SNAP (Stanford Network Analysis Platform) Large Network Dataset Collection,
Jure Leskovec and Anrej Krevl, http://snap.stanford.edu/data, June 2014.
email: jure at cs.stanford.edu
Bitcoin OTC trust weighted signed network
https://snap.stanford.edu/data/soc-sign-bitcoin-otc.html
Dataset information
This is who-trusts-whom network of people who trade using Bitcoin on a
platform called Bitcoin OTC (http://www.bitcoin-otc.com/). Since Bitcoin
users are anonymous, there is a need to maintain a record of users'
reputation to prevent transactions with fraudulent and risky users. Members
of Bitcoin OTC rate other members in a scale of -10 (total distrust) to +10
(total trust) in steps of 1. This is the first explicit weighted signed
directed network available for research.
Dataset statistics
Nodes 5,881
Edges 35,592
Range of edge weight -10 to +10
Percentage of positive edges 89%
Similar network from another Bitcoin platform, Bitcoin Alpha, is available
at https://snap.stanford.edu/data/soc-sign-bitcoinalpha.html (and as
SNAP/bitcoin-alpha in the SuiteSparse Matrix Collection).
Source (citation) Please cite the following paper if you use this dataset:
S. Kumar, F. Spezzano, V.S. Subrahmanian, C. Faloutsos. Edge Weight
Prediction in Weighted Signed Networks. IEEE International Conference on
Data Mining (ICDM), 2016.
The following BibTeX citation can be used:
@inproceedings{kumar2016edge,
title={Edge weight prediction in weighted signed networks},
author={Kumar, Srijan and Spezzano, Francesca and Subrahmanian, VS
and Faloutsos, Christos},
booktitle={Data Mining (ICDM), 2016 IEEE 16th Intl. Conf. on},
pages={221--230},
year={2016},
organization={IEEE}
}
The project webpage for this paper, along with its code to calculate two
signed network metrics---fairness and goodness---is available at
http://cs.umd.edu/~srijan/wsn/
Files
File Description
soc-sign-bitcoinotc.csv.gz
Weighted Signed Directed Bitcoin OTC web of trust network
Data format
Each line has one rating, sorted by time, with the following format:
SOURCE, TARGET, RATING, TIME
where
SOURCE: node id of source, i.e., rater
TARGET: node id of target, i.e., ratee
RATING: the source's rating for the target,
ranging from -10 to +10 in steps of 1
TIME: the time of the rating, measured as seconds since Epoch.

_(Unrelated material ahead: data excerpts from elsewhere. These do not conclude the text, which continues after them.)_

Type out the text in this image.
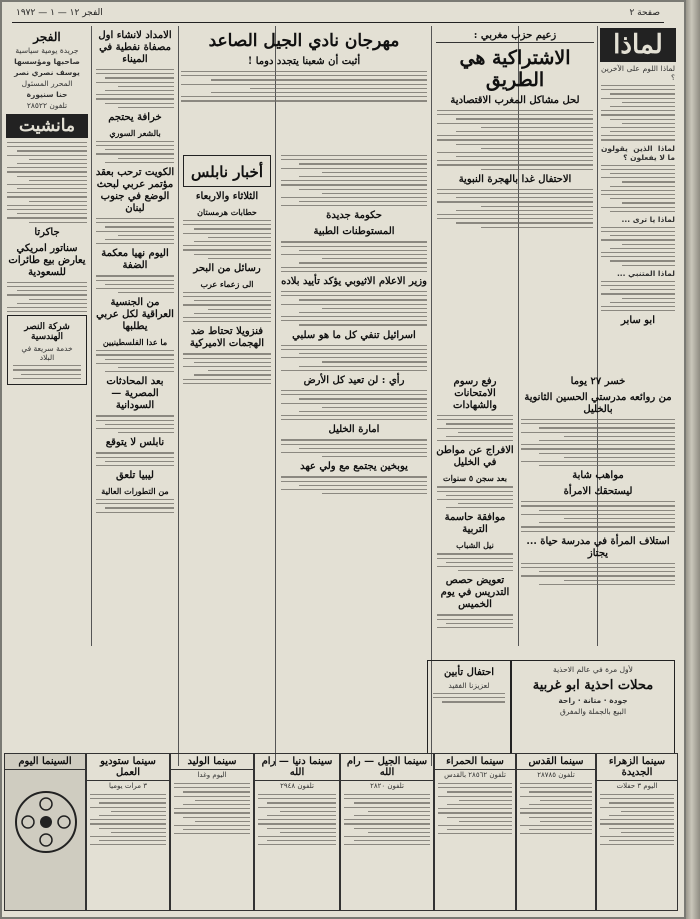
صفحة ٢
الفجر ١٢ — ١ — ١٩٧٢
لماذا
لماذا اللوم على الآخرين ؟
لماذا الذين يقولون ما لا يفعلون ؟
لماذا يا ترى ...
لماذا المتنبي ...
ابو سابر
خسر ٢٧ يوما
من روائعه مدرستي الحسين الثانوية بالخليل
مواهب شابة
ليستحقك الامرأة
استلاف المرأة في مدرسة حياة ... يجتاز
زعيم حزب مغربي :
الاشتراكية هي الطريق
لحل مشاكل المغرب الاقتصادية
الاحتفال غدا بالهجرة النبوية
رفع رسوم الامتحانات والشهادات
الافراج عن مواطن في الخليل
بعد سجن ٥ سنوات
موافقة حاسمة التربية
نيل الشباب
تعويض حصص التدريس في يوم الخميس
مهرجان نادي الجيل الصاعد
أثبت أن شعبنا يتجدد دوما !
حكومة جديدة
المستوطنات الطبية
وزير الاعلام الاثيوبي يؤكد تأييد بلاده
اسرائيل تنفي كل ما هو سلبي
رأي : لن تعيد كل الأرض
امارة الخليل
يوبخين يجتمع مع ولي عهد
أخبار نابلس
الثلاثاء والاربعاء
حطابات هرمستان
رسائل من البحر
الى زعماء عرب
فنزويلا تحتاط ضد الهجمات الاميركية
الامداد لانشاء اول مصفاة نفطية في الميناء
خرافة يحتجم
بالشعر السوري
الكويت ترحب بعقد مؤتمر عربي لبحث الوضع في جنوب لبنان
اليوم نهيا معكمة الضفة
من الجنسية العراقية لكل عربي يطلبها
ما عدا الفلسطينيين
بعد المحادثات المصرية — السودانية
نابلس لا يتوقع
ليبيا تلعق
من التطورات العالية
الفجر
جريدة يومية سياسية
صاحبها ومؤسسها
يوسف نصري نصر
المحرر المسئول
حنا سنيورة
تلفون ٢٨٥٢٢
مانشيت
جاكرتا
سناتور امريكي يعارض بيع طائرات للسعودية
شركة النصر الهندسية
خدمة سريعة في البلاد
لأول مرة في عالم الاحذية
محلات احذية ابو غربية
جودة · متانة · راحة
البيع بالجملة والمفرق
احتفال تأبين
لعزيزنا الفقيد
سينما الزهراء الجديدة
اليوم ٣ حفلات
سينما القدس
تلفون ٢٨٧٨٥
سينما الحمراء
تلفون ٢٨٥٦٢ بالقدس
سينما الجيل — رام الله
تلفون ٢٨٢٠
سينما دنيا — رام الله
تلفون ٢٩٤٨
سينما الوليد
اليوم وغدا
سينما ستوديو العمل
٣ مرات يوميا
السينما اليوم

---------------------------------------------------------------------------
Notes on inclusion into the SuiteSparse Matrix Collection, July 2018:
---------------------------------------------------------------------------
The SNAP data set is 1-based, with nodes numbered 1 to 35,592.
In the SuiteSparse Matrix Collection, Problem.A is the directed rating
graph, a matrix of size n-by-n with n=5,881, which is the number of
unique node id's appearing in the SOURCE or TARGET of any edge.
Problem.aux.nodeid is an array of size 5,881 that gives the node id's
corresponding to each row and column of the matrix. nodeid(i)=id if the
id in the temporal edge appears as the ith row and column of the A matrix.
A(i,j) is the rating that member nodeid(i) gave member nodeid(j).
Since there are no duplicate ratings, the Problem.A matrix can hold all
the edges without losing any information. The ratings are in the range
-10 to 10, but are never zero, so the MATLAB Problem.A sparse matrix
contains all the edges.
The timestamps appear in the Problem.aux.Time matrix. It has the same
nonzero pattern as Problem.A.